Birds chirping. The earthy smell of the forest. The gurgling of a mountain stream. There’s nothing like hiking, camping or just being in the Great Outdoors, unless, of course, you like to drink well. Then, unless you have a team of valets, you have two choices.
A.) Lugging a backbreaking amount of glass containers full of your favorite wines and lugging the somewhat-lighter-but-still-pretty-cumbersome containers out of the woods.
B.) Making your own wine on the trail.
While choice B may sound attractive to those rugged individualists out there, that’s not an option for most of us.
There is a middle ground, however, for tree-hugging wine lovers that lies somewhere between Mulberry Trail Wine and Château Pétrus.
Just about a decade ago, we began seeing the first wine-packaging innovations since the introduction of the cork 400 years ago. The advent of screwtop closures for wine bottles made going to the park or an outdoor concert a whole lot easier. While most people accept screwtop closures as a viable alternative to corks, it wasn’t always that way. I recall a well-known Atlanta restaurant that stopped selling its top-selling New Zealand sauvignon blanc when it became available only in a screwtop. That sounds a bit ridiculous now.
Around the same time we saw the first screwtop bottles, we also started seeing boxed wines with premium wines inside. These were received with the same amount of skepticism, confusion and mockery. To those in the know, boxed wines made a lot of sense. They were lighter and less expensive than bottled wines. They also provided fresh, non-vinegary wine for weeks after opening. Then as now, most people scorn the idea of a quality wine from a cardboard box, even though this category of wine has seen double digit sales increases for the past few years.
It’s not too hard to understand why boxed wines have a higher hurdle than screwtop bottles. Much, much lower quality boxed wines have existed for decades. And let’s just say these boxed wines have not been the best ambassadors. People simply lump the better boxed wines in with the awful 5-liter versions that remind me of dish water (my apologies to those who enjoy those old-school boxed wines, bless your hearts).

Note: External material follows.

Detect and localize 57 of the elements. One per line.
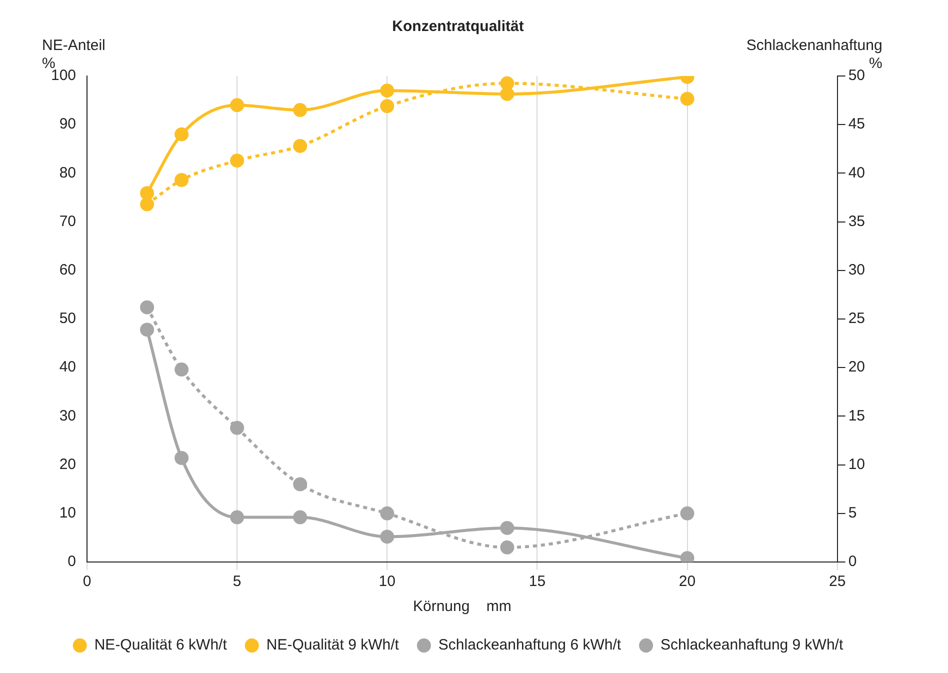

But what is a boxed wine, anyway? It really is just a bag of wine with a spigot crammed into a box. I’ve always wondered, do you really need the box and would that perhaps offer a different impression to non-believers?

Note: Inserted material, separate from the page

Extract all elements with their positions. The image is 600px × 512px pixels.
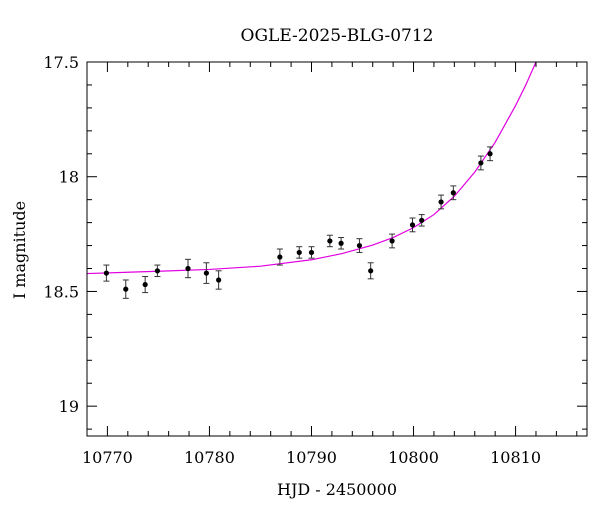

Well, I wonder no more, Clif Family Winery has taken the bag out of the box with its Climber Pouch line of wines. They have put the equivalent of two 750 ml bottles of cabernet sauvignon or chardonnay in a durable bag. This makes it easy to throw into the cooler without taking up so much room. Or, you can attach it to your backpack with a carabiner, as the bags have a durable grommet for that very purpose.
If you can believe that a container has no control over the quality of the wine inside it, then you can embrace this pouch wine for what it was meant for: a practical, light-weight transportation device for your wine. Oh sure, there are environmental benefits we could talk about, but I’d rather focus on the places you can go and the things you can do sans glass.
You’ve just hiked the 5 1/2-mile trail along Panther Creek in North Georgia. You place your pouch of chardonnay in the cooling water underneath the impressive waterfall at the end of the trail. You spread out your blanket in a shady spot and set out all your yummy comestibles. You grab your wine and pour generous amounts into plastic cups for you and a friend. To your surprise your wine is quite cool thanks to the relatively thin walls of the pouch. As you take a bite of your sandwich of soppressata salami and fontina cheese wedged into crusty Italian bread and take long drink from you cup, you realize you’ve found your new favorite al fresco dining spot.